Polonya’da ise durum biraz farklıdır. Liberal ve küreselleşmeci hükümet koalisyonu, Mayıs ayında yapılacak başkanlık seçimleri öncesinde Ukrayna ve göç konularında daha sert bir duruş sergiliyor. Ancak Polonya toplumu arasında Ukraynalı mültecilere yönelik tutumlar değişmekte. Geçtiğimiz sonbaharda yapılan bir kamuoyu araştırması ve Politico’nun son raporu, bu değişimi doğrulamaktadır.
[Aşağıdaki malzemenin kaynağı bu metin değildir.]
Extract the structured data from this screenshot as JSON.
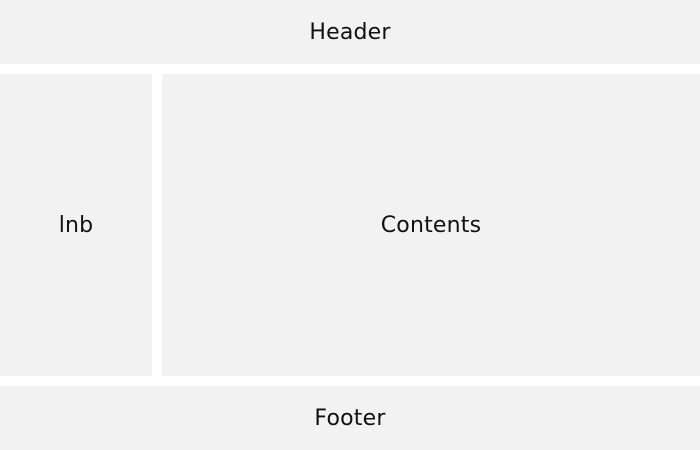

Hükümet, kamu baskısına boyun eğerek mültecilerin geri dönüşü için bir plan sunmayı düşünebilir, ancak bu plan ekonomik ihtiyaçlar nedeniyle karmaşık bir hal alabilir.
Uzun Vadeli Etkiler
Polonya’nın düşük doğum oranı, ekonomisinin daha fazla yabancı iş gücüne ihtiyaç duymasına neden oluyor. Bu durum, Almanya’ya olan ekonomik bağımlılığın artması ve Polonya’nın uzun vadeli ulusal çıkarlarının zarar görmesi riskini de beraberinde getiriyor. Eğer mülteciler Almanya’da kalmaya teşvik edilirse, bu ülkenin Avrupa’daki liderlik konumunu daha da güçlendirebilir.
Sonuç olarak, Ukrayna’nın savaş sonrası yeniden inşası ve AB’deki mültecilerin bu süreçte oynayacağı rol belirsizliğini koruyor. Trump’ın Ukrayna savaşını sona erdirme vaatleriyle uluslararası dinamiklerin hızla değişmesi beklenirken, mültecilerin geleceği üzerindeki rekabetin nasıl sonuçlanacağı henüz net değil.